The students were able to enjoy the chef’s wines, starting from the one made in 2013, still in a stainless steel tanks, and they continued with a 2005 wine that won a golden medal in its category in Los Angeles. The tasting went on with a 2003 wine easy to pair with “cheeses such as canestrato or an important meat, wild boar or podolico veal and, last but not least, a 2001 bottle.
“The wine is not just wine. It’s fun and conviviality,” said the chef to the young students singing “Lu Maritiello” by Tony Santagata. The tasting was accompanied by several cheeses including caciocavallo, caciobarile and pecorino.
“We drank and ate in good company but most of all we did culture. The culture of wine, the culture of food. This is what I call anthropology of food.
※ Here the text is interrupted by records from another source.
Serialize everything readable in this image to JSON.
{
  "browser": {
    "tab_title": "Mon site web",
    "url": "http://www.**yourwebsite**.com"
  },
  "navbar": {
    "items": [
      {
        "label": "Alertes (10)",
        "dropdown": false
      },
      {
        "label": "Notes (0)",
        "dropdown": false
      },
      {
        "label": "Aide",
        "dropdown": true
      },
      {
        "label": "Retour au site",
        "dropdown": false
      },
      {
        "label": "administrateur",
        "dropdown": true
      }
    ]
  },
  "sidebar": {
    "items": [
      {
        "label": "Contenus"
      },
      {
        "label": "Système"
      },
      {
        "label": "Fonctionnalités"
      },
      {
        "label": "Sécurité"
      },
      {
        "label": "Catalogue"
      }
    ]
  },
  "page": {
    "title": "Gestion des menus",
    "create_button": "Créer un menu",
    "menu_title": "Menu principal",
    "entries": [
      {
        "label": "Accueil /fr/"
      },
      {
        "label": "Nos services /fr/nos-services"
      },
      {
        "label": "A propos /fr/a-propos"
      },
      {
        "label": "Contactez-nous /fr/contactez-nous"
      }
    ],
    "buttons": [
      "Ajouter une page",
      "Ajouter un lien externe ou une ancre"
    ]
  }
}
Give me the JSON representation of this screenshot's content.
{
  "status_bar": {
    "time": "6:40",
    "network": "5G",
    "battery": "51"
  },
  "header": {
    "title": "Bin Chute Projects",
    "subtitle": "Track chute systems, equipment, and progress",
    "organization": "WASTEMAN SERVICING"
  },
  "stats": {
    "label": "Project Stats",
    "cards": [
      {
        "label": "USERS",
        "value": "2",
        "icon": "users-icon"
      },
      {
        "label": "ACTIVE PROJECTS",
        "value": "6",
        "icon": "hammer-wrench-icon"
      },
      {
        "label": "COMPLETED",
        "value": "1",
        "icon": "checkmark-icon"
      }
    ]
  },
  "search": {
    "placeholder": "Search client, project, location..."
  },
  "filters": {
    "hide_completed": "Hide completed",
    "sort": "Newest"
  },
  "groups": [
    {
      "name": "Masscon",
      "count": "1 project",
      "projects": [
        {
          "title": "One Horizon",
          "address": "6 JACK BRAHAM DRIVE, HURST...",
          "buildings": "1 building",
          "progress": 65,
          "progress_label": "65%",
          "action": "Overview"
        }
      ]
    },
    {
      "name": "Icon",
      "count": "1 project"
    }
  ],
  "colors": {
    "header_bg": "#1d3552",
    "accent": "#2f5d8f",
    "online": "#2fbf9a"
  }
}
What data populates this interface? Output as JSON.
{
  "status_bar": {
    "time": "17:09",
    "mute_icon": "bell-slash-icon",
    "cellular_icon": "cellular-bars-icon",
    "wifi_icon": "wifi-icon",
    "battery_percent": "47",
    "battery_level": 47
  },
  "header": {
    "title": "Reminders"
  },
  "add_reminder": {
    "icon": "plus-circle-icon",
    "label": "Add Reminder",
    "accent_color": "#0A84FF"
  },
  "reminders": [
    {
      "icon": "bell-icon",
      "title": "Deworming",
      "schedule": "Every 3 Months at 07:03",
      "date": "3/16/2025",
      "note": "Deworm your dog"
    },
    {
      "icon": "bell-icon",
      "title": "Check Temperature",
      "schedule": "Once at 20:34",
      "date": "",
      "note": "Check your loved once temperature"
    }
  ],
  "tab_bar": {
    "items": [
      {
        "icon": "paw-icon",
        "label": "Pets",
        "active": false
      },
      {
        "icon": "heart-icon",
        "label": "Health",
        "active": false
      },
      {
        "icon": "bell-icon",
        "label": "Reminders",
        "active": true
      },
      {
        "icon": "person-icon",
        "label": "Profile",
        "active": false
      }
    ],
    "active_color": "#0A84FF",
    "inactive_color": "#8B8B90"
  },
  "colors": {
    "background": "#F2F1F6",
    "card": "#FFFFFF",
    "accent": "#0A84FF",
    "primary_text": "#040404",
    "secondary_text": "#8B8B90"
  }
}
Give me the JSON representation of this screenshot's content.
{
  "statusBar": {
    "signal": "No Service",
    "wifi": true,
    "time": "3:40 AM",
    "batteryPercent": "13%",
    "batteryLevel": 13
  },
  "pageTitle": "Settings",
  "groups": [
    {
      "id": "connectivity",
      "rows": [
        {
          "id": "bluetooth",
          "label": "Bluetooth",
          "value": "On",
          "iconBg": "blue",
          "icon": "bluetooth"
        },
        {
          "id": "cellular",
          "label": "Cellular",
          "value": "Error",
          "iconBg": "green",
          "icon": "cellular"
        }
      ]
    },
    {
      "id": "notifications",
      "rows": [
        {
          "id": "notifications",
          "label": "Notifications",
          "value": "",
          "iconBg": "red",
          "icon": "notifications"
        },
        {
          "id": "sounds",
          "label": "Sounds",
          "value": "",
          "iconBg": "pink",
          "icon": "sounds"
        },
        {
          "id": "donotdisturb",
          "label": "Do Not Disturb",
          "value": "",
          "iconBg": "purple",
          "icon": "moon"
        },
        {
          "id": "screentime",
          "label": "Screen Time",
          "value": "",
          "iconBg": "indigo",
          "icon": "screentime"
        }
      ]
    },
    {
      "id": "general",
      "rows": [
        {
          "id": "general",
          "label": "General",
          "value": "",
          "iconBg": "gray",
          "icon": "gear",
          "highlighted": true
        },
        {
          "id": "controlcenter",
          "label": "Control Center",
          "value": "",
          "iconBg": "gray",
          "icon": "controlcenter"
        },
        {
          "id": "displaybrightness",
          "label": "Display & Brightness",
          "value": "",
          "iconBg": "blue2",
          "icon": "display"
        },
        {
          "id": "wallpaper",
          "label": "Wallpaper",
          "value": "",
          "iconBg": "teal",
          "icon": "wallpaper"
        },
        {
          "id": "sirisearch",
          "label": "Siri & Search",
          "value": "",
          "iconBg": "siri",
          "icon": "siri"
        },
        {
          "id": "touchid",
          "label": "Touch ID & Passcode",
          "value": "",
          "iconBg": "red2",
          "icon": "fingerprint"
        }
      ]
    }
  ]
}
Eating doesn’t only mean to fill your body, but it also means to nourish your mind” Peppe Zullo added.
“After this beautiful experience when my students go back to the United States they will never buy a bottle of wine in the same way they did before” Professor Pisa said.
The next day the students visited the other Peppe Zullo’s estate, Villa Jamele. There they could see, touch, smell, taste, and collect various plants, flowers and herbs, from the pomegranate to the berries grown in the beautiful private forest and garden. They also made pasta with different kinds of flours, including burnt wheat. “Once this was the most important element of peasant cooking in Puglia, nowadays it is used to make delicious recipes and it is very much appreciated” chef Zullo said. They tried, with incredibly good results, to prepare orecchiette, cavatelli that were then cooked by cooks Antonio, Alessio and Biagio with different toppings.
This definitely was a unique way for young Americans to discover our territory through our cuisine, focusing on freshness and seasonality of the products chef Zullo used. As the students said, they will talk about this experience for long time once they return home.